With the last three examples, the preferred outcome is to get a student talking to a tutor or academic for support. There are obvious dangers in a student feeling that they are unsupported or, even worse, given responses which actively contribute to their distress. One thing that we noticed over the course of testing these prompts (repeatedly) was that the referrals to wellbeing became less reliable as the conversation with the agent continued. This conversational drift is a known phenomena in AI chatbots. Put overly-simplistically, AI chatbots (like humans) can forget what they were talking about if they are not reminded occasionally.

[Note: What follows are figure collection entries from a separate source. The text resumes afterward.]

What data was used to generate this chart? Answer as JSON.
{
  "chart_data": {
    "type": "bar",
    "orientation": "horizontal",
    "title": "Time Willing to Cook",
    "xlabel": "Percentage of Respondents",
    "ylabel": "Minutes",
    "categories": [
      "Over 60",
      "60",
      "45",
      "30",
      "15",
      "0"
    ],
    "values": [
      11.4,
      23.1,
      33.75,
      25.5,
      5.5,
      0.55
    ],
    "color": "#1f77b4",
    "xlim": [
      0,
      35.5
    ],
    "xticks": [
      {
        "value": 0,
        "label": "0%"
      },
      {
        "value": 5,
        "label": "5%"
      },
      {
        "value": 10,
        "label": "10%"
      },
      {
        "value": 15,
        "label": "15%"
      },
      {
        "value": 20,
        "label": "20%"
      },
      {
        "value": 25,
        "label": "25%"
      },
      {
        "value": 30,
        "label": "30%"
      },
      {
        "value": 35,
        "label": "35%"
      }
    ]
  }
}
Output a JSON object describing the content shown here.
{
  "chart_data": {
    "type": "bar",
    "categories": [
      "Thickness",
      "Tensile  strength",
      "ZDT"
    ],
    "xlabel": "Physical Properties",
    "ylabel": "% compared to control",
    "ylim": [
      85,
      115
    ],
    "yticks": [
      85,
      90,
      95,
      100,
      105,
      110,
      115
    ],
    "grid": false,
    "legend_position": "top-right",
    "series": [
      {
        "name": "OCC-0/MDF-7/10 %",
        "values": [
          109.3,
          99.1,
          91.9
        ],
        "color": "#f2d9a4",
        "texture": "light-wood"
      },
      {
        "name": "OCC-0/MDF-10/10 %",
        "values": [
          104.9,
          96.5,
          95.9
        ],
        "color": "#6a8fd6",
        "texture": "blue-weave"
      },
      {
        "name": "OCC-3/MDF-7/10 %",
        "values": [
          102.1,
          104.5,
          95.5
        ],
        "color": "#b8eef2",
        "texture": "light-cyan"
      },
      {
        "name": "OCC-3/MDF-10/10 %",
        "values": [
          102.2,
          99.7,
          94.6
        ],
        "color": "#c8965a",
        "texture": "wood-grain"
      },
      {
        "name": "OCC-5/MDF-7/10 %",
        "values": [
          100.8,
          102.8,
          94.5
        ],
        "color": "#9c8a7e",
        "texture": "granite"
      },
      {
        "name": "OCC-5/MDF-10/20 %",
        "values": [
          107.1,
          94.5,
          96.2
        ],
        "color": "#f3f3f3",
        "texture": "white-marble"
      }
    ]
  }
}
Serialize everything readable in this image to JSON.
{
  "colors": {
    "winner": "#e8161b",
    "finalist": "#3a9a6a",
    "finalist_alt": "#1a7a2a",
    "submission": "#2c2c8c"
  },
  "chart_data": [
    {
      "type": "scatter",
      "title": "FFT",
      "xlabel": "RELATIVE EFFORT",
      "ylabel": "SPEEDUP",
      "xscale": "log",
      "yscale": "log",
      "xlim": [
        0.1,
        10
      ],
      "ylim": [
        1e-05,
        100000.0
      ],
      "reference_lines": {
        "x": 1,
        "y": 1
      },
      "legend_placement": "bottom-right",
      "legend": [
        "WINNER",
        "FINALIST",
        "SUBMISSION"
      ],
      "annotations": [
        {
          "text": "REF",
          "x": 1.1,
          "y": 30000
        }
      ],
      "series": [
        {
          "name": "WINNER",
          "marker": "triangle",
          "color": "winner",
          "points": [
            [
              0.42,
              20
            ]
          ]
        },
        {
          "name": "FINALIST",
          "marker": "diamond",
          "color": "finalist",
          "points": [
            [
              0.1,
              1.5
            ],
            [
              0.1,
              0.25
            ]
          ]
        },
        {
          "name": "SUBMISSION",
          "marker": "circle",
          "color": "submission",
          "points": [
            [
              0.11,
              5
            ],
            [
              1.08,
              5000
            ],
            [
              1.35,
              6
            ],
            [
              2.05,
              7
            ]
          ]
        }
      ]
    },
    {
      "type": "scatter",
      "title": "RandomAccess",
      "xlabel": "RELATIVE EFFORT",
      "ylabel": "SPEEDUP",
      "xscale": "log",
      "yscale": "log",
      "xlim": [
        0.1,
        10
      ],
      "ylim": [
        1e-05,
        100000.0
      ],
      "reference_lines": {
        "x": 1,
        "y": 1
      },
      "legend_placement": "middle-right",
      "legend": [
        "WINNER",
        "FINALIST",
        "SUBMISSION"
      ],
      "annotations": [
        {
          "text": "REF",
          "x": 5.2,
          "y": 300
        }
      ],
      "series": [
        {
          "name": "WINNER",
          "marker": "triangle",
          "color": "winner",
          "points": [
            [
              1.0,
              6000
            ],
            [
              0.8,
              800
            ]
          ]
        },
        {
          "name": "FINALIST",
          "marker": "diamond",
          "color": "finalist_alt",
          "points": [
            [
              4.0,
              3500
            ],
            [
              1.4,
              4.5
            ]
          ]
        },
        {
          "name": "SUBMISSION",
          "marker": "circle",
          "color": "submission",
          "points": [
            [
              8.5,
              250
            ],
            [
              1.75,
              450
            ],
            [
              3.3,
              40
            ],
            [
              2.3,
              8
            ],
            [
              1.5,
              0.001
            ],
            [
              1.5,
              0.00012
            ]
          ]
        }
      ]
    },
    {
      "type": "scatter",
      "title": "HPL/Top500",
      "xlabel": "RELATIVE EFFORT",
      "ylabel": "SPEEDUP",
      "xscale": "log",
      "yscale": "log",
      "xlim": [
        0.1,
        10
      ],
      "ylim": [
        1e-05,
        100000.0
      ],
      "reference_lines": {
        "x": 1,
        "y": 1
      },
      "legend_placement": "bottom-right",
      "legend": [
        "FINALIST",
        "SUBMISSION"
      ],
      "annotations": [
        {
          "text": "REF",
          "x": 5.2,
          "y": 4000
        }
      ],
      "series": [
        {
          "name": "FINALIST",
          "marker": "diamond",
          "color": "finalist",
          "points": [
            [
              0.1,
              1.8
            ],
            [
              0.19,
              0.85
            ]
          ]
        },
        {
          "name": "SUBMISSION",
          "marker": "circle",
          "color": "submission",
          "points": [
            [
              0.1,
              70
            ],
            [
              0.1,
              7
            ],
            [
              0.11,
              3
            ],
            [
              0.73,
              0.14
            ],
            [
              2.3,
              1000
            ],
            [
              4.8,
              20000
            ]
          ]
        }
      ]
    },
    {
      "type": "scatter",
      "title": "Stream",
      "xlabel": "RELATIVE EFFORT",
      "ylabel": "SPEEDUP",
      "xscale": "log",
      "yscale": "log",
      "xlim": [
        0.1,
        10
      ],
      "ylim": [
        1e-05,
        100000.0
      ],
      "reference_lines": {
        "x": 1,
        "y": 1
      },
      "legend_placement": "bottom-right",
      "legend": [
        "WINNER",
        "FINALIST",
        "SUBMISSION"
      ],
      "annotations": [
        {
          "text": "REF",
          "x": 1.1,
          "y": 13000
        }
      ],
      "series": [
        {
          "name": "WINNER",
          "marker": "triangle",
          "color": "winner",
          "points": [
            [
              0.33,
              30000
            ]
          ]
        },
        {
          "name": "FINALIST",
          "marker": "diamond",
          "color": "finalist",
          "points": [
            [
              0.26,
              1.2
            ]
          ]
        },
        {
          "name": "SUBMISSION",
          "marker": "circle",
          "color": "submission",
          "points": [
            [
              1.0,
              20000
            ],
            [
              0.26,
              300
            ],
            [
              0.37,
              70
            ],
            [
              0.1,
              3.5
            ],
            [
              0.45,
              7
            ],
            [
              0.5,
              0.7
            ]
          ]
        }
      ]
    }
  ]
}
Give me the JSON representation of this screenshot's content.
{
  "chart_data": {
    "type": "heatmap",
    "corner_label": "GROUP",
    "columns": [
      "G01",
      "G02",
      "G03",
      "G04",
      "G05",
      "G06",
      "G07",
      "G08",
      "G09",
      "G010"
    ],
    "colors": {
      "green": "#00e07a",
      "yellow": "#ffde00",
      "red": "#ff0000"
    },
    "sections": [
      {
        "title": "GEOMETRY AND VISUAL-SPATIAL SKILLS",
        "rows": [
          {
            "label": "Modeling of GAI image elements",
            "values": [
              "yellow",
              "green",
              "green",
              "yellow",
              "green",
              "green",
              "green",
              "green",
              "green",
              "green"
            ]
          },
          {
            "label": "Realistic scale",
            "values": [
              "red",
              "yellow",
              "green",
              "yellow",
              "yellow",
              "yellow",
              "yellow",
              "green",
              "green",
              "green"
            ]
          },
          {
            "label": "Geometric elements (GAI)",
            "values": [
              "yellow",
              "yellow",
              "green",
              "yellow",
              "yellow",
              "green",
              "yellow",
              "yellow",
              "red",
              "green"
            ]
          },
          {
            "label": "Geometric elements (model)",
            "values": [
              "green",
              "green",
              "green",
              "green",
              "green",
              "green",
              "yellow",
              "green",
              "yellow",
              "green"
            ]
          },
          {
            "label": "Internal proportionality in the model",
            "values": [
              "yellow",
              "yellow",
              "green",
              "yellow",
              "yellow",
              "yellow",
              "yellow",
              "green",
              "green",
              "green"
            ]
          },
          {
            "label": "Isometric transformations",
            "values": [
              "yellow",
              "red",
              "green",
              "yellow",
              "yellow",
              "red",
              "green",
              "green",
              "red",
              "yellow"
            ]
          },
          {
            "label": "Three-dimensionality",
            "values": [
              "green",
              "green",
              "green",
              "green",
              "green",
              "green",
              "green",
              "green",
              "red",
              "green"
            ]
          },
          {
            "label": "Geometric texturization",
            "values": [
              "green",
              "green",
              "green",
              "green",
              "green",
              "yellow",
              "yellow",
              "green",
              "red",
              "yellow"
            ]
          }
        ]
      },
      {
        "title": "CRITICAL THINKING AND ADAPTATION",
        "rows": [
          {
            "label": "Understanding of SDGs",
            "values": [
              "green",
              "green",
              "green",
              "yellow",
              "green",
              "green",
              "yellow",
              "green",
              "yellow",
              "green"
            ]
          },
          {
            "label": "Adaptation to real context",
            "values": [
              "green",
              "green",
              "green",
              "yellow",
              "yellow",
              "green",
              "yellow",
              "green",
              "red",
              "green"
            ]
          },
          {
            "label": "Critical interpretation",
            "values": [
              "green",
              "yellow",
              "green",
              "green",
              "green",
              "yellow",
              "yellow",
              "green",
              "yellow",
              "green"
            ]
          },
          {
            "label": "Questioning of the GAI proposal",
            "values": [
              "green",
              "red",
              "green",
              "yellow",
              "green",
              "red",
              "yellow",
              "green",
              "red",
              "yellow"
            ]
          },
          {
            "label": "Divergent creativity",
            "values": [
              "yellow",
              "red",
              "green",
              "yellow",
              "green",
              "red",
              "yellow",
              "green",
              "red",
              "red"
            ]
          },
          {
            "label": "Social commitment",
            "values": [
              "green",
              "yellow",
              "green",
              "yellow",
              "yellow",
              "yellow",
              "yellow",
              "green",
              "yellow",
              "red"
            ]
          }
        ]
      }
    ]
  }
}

	Information about extensions and exceptional circumstances is not included as part of the documents we provide students (though they signposted to this information elsewhere on the OLE). The agent behaves correctly by not providing an answer, however, it fails to refer the user to the Unit Director’s Padlet or the Unit administrator email as per our initial instructions.
	The agent response to this query highlights the commerce-centric nature of Copilot Studio. In this case, the agent is not generating text but is returning a message from a ‘system topic’ that is created by default for all Copilot agents. Its actually behaving as it should. Like the topic we created to direct students to wellbeing support, this built-in topic responds to phrases such as ‘talk, call, customer service’ with the placeholder message we see here. System topics can be modified so we can edit this message to direct to the UD and administrators. We can also disable this ‘escalation topic’ such that the agent then evaluates the query like any other, however, this can cause erratic behaviour from the agent!
	Interestingly the agent determined that aspirin would not be a suitable drug based on the given criteria demonstrating reasoning based on external knowledge sources. Unfortunately, it’s also incorrect – Aspirin does have effects on the central nervous system and would be an acceptable subject for a student poster in this assessment. We do not want our agent to ‘overthink’ or use external information for exactly this reason. The agent also steers the student towards ‘suggested drugs’ for the assessment. The nuance here is that we provide a list of suggestions but state explicitly that we encourage the students to be creative and demonstrate independent research.
	The agent correctly interprets the misspelled drug, morphine, but again draws on external knowledge and reasoning to state that it is an acceptable topic for the poster. The agent also provides a verbose list of what to include in the poster. While these general requirements are in the knowledge sources, the specific integration with morphine is not. The response is somewhat at odds with our instruction to be concise and unfortunately also circumvents some of the thinking we want our students to demonstrate when building their poster.